Just a thought... Are you trying to use use the RDD as a Map?

> You might want to check out PairRDDFunctions
> <http://spark.apache.org/docs/latest/api/scala/index.html#org.apache.spark.rdd.PairRDDFunctions>.
> For your use case in particular, you can load the file as a RDD[(String,
> String)] and then use the groupByKey() function in PairRDDFunctions to get
> an RDD[(String, Iterable[String])].
>> I am new to spark -and this is probably a basic question.
>> I have a file on the hdfs
>> 1, one
>> 1, uno
>> 2, two
>> 2, dos
>> I want to create a multi Map RDD  RDD[Map[String,List[String]]]
>> {"1"->["one","uno"], "2"->["two","dos"]}
>> First I read the file
>> val identityData:RDD[String] = sc.textFile($path_to_the_file, 2).cache()

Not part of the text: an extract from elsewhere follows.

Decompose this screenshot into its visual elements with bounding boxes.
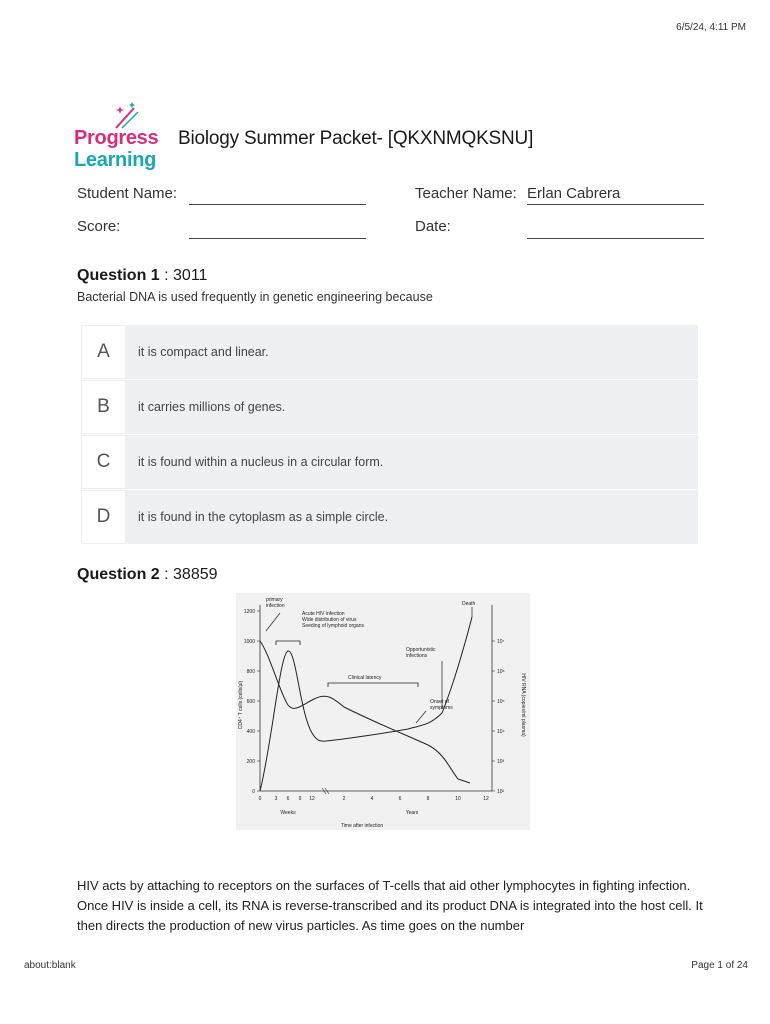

>> val identityDataList:RDD[List[String]]=
>>        identityData.map{ line =>
>>         val splits= line.split(",")
>>         splits.toList
>>     }
>> Then I group them by the first element
>>  val grouped:RDD[(String,Iterable[List[String]])]=
>>     songArtistDataList.groupBy{
>>       element =>{
>>         element(0)
>>       }
>>     }
>> Then I do the equivalent of mapValues of scala collections to get rid of
>> the first element
>>  val groupedWithValues:RDD[(String,List[String])] =
>>     grouped.flatMap[(String,List[String])]{ case (key,list)=>{
>>       List((key,list.map{element => {
>>         element(1)
>>       }}.toList))
>>     }
>>     }
>> for this to actually materialize I do collect
>>  val groupedAndCollected=groupedWithValues.collect()
>> I get an Array[String,List[String]].
>> I am trying to figure out if there is a way for me to get
>> Map[String,List[String]] (a multimap), or to create an
>> RDD[Map[String,List[String]] ]
>> I am sure there is something simpler, I would appreciate advice.